On se laisse plus aller quand il s'agit d'évaluer un recueil d'épisodes que lorsqu'il faut analyser, mois après mois, chaque nouvel épisode. On est retenu par le fait de ne pas spoiler ce qui se passe, on cherche du fond, on tente de justifier la solidité d'une bande dessinée selon sa périodicité. Alors que, quand il s'agit d'un album, c'est un pack, il faut considérer l'ensemble de ce qu'il contient et pas forcément s'attarder sur les détails.
Dans le cas d'X-Factor, Mark Russell construit sa série sur des épisodes self-contained, mais il développe malgré cela une intrigue, celle qui concerne l'exploitation de mutants par les autorités (le groupe que forme X-Factor donc) et celle qui développe les actions du camp d'en face (le groupe X-Term). Tout cela est justement au coeur de ce cinquième épisode, qui peut s'apprécier comme la fin d'un premier acte.
Cette partie de l'écriture est très solide, rigoureuse, Mark Russell sait de quoi il veut parler et le lecteur apprécie cette maîtrise. C'est suffisamment construit pour être passionnant et justifier qu'on suive mois après mois la série. Toutefois, le sel d'X-Factor est ailleurs et c'est ce qui fait sa singularité par rapport aux autres titres mutants actuels (et même à l'ensemble des comics super-héroïques).
S'il est délicat de la comparer avec un classique comme Justice League International, X-Factor s'inscrit pourtant dans une veine similaire. Si Keith Giffen et J.M. DeMatteis écrivaient des histoires suffisamment fortes pour qu'on soit captivé, leur génie résidait surtout dans la caractérisation et les détails comiques.
Ici, c'est pareil : sans doute parce que, comme Giffen et DeMatteis, Russell n'a pas pas à ménager des mutants vedettes, il peut s'amuser à loisir avec ceux dont il dispose et poser un regard sarcastique sur leurs personnalités et leurs aventures. Mais là où il brille particulièrement, c'est dans la manière dont il les croque et avec quel minutie il s'attarde sur ce qu'il y a de plus drôle et/ou pathétique avec eux.

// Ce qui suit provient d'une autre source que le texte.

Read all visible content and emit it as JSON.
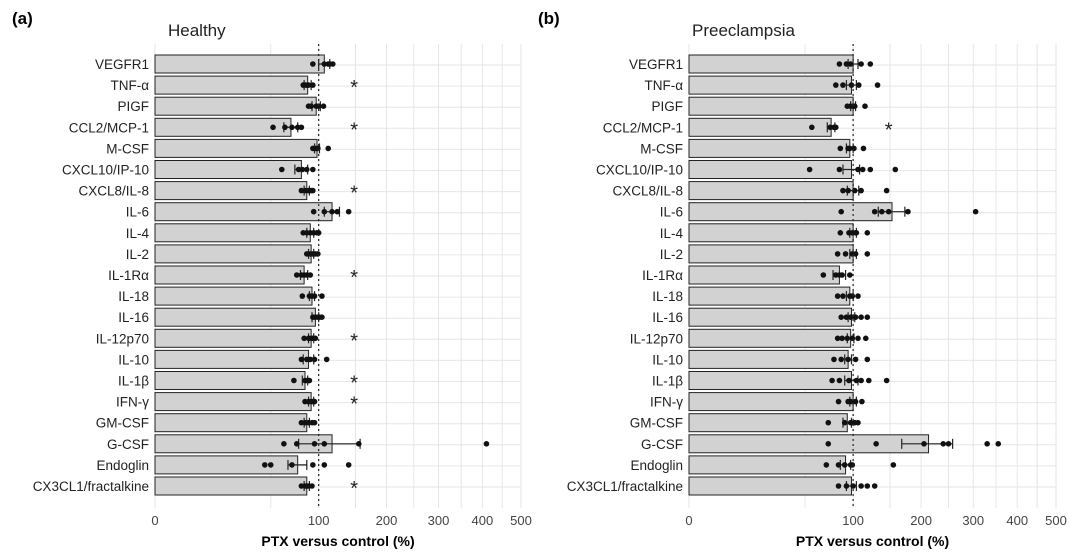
{
  "chart_data": [
    {
      "panel_tag": "(a)",
      "title": "Healthy",
      "type": "bar",
      "orientation": "horizontal",
      "xlabel": "PTX versus control (%)",
      "x_ticks": [
        "0",
        "100",
        "200",
        "300",
        "400",
        "500"
      ],
      "x_scale": "sqrt",
      "xlim": [
        0,
        500
      ],
      "reference_line": 100,
      "categories": [
        "VEGFR1",
        "TNF-α",
        "PIGF",
        "CCL2/MCP-1",
        "M-CSF",
        "CXCL10/IP-10",
        "CXCL8/IL-8",
        "IL-6",
        "IL-4",
        "IL-2",
        "IL-1Rα",
        "IL-18",
        "IL-16",
        "IL-12p70",
        "IL-10",
        "IL-1β",
        "IFN-γ",
        "GM-CSF",
        "G-CSF",
        "Endoglin",
        "CX3CL1/fractalkine"
      ],
      "values": [
        107,
        87,
        97,
        69,
        98,
        80,
        86,
        117,
        90,
        91,
        83,
        92,
        96,
        91,
        88,
        84,
        91,
        86,
        117,
        76,
        86
      ],
      "errors": [
        7,
        4,
        5,
        7,
        3,
        7,
        3,
        10,
        4,
        3,
        4,
        3,
        4,
        3,
        6,
        3,
        3,
        3,
        40,
        10,
        3
      ],
      "points": [
        [
          93,
          107,
          112,
          114,
          118
        ],
        [
          82,
          85,
          87,
          88,
          93
        ],
        [
          88,
          91,
          97,
          100,
          106
        ],
        [
          52,
          63,
          70,
          76,
          80
        ],
        [
          93,
          96,
          98,
          99,
          112
        ],
        [
          60,
          77,
          81,
          86,
          93
        ],
        [
          80,
          84,
          88,
          91,
          93
        ],
        [
          94,
          107,
          117,
          124,
          140
        ],
        [
          82,
          86,
          90,
          94,
          98,
          100
        ],
        [
          86,
          90,
          93,
          96,
          99
        ],
        [
          75,
          80,
          83,
          86,
          90
        ],
        [
          81,
          89,
          92,
          95,
          104
        ],
        [
          93,
          96,
          99,
          101,
          104
        ],
        [
          83,
          88,
          91,
          93,
          96
        ],
        [
          80,
          86,
          90,
          95,
          110
        ],
        [
          72,
          84,
          86,
          88,
          89
        ],
        [
          84,
          88,
          91,
          93,
          95
        ],
        [
          80,
          84,
          88,
          92,
          95
        ],
        [
          62,
          75,
          95,
          107,
          155,
          410
        ],
        [
          45,
          50,
          70,
          93,
          107,
          140
        ],
        [
          80,
          84,
          86,
          88,
          92
        ]
      ],
      "significant": [
        "TNF-α",
        "CCL2/MCP-1",
        "CXCL8/IL-8",
        "IL-1Rα",
        "IL-12p70",
        "IL-1β",
        "IFN-γ",
        "CX3CL1/fractalkine"
      ],
      "grid": true
    },
    {
      "panel_tag": "(b)",
      "title": "Preeclampsia",
      "type": "bar",
      "orientation": "horizontal",
      "xlabel": "PTX versus control (%)",
      "x_ticks": [
        "0",
        "100",
        "200",
        "300",
        "400",
        "500"
      ],
      "x_scale": "sqrt",
      "xlim": [
        0,
        500
      ],
      "reference_line": 100,
      "categories": [
        "VEGFR1",
        "TNF-α",
        "PIGF",
        "CCL2/MCP-1",
        "M-CSF",
        "CXCL10/IP-10",
        "CXCL8/IL-8",
        "IL-6",
        "IL-4",
        "IL-2",
        "IL-1Rα",
        "IL-18",
        "IL-16",
        "IL-12p70",
        "IL-10",
        "IL-1β",
        "IFN-γ",
        "GM-CSF",
        "G-CSF",
        "Endoglin",
        "CX3CL1/fractalkine"
      ],
      "values": [
        100,
        98,
        100,
        75,
        96,
        98,
        100,
        153,
        100,
        100,
        84,
        96,
        98,
        97,
        94,
        98,
        100,
        93,
        213,
        91,
        98
      ],
      "errors": [
        6,
        6,
        3,
        4,
        4,
        10,
        7,
        20,
        4,
        4,
        7,
        4,
        4,
        4,
        4,
        8,
        4,
        5,
        45,
        6,
        6
      ],
      "points": [
        [
          84,
          92,
          97,
          110,
          122
        ],
        [
          80,
          88,
          98,
          107,
          132
        ],
        [
          93,
          97,
          100,
          102,
          115
        ],
        [
          56,
          74,
          78,
          79,
          80
        ],
        [
          85,
          94,
          96,
          101,
          113
        ],
        [
          54,
          84,
          106,
          112,
          122,
          158
        ],
        [
          88,
          94,
          102,
          110,
          145
        ],
        [
          86,
          128,
          138,
          148,
          178,
          305
        ],
        [
          85,
          95,
          99,
          103,
          104,
          118
        ],
        [
          82,
          91,
          99,
          103,
          118
        ],
        [
          67,
          80,
          84,
          87,
          96
        ],
        [
          82,
          88,
          96,
          99,
          106
        ],
        [
          86,
          92,
          97,
          103,
          110,
          118
        ],
        [
          82,
          87,
          93,
          99,
          106,
          116
        ],
        [
          78,
          86,
          94,
          103,
          118
        ],
        [
          76,
          84,
          95,
          104,
          110,
          120,
          145
        ],
        [
          83,
          94,
          97,
          103,
          111
        ],
        [
          72,
          90,
          97,
          102,
          106
        ],
        [
          72,
          130,
          205,
          240,
          250,
          330,
          355
        ],
        [
          70,
          83,
          90,
          97,
          99,
          155
        ],
        [
          83,
          92,
          100,
          110,
          118,
          128
        ]
      ],
      "significant": [
        "CCL2/MCP-1"
      ],
      "grid": true
    }
  ]
}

La couverture, sinistre, est un swipe de Giant-Size X-Men par Dave Cockrum, l'acte de naissance du retour des X-Men en 1975, qui sera de multiples fois copiée ensuite. Elle indique aussi qu'un des personnages est promis à une mort dramatique. Mais Russell pervertit nos attentes en tuant effectivement un des héros mais de manière particulièrement grinçante, alors qu'il a passé l'intégralité de l'épisode à se bécoter avec une de ses partenaires, suscitant l'exaspération du général Mills et des réactions diverses chez ses co-équipiers (attendris ou affligés). La dernière page marque les retrouvailles très mélodramatiques de deux autres mutants, dans un style parodiant les telenovelas ou les soap operas.
Pour valoriser une telle écriture, il faut un dessinateur qui remarque ces moments et sache les mettre en scène de telle manière que le lecteur ait envie d'en rire. Bob Quinn est cet artiste-là comme Kevin Maguire le fut pour Giffen et DeMatteis. Il sait découper ses planches en se réservant une ou deux vignettes dédiées à ces instants à la fois comiques et embarrassants.
Le reste relève du savoir-faire qu'on attend d'un dessinateur de super-héros, c'est-à-dire son aisance dans les scènes d'action et sa facilité à faire passer des scènes dialoguées sans ennuyer. Ce n'est pas si facile, mais Bob Quinn semble avoir enfin trouver la série qui lui correspond parce qu'il arrive à composer avec ces contraintes sans que le lecteur ne sente qu'elle embête l'artiste. De l'art de transformer des figures imposées en figures libres.
X-Factor est donc une série férocement drôle, mais comme pour les meilleures comédies, elle est efficace par le talent de son scénariste et de son dessinateur, sur la même longueur d'ondes, et surtout prompts à appuyer là où ça fait mal. Eminemment technique en soi, mais qui ne peut s'apprécier qu'en la lisant plus qu'en la décortiquant.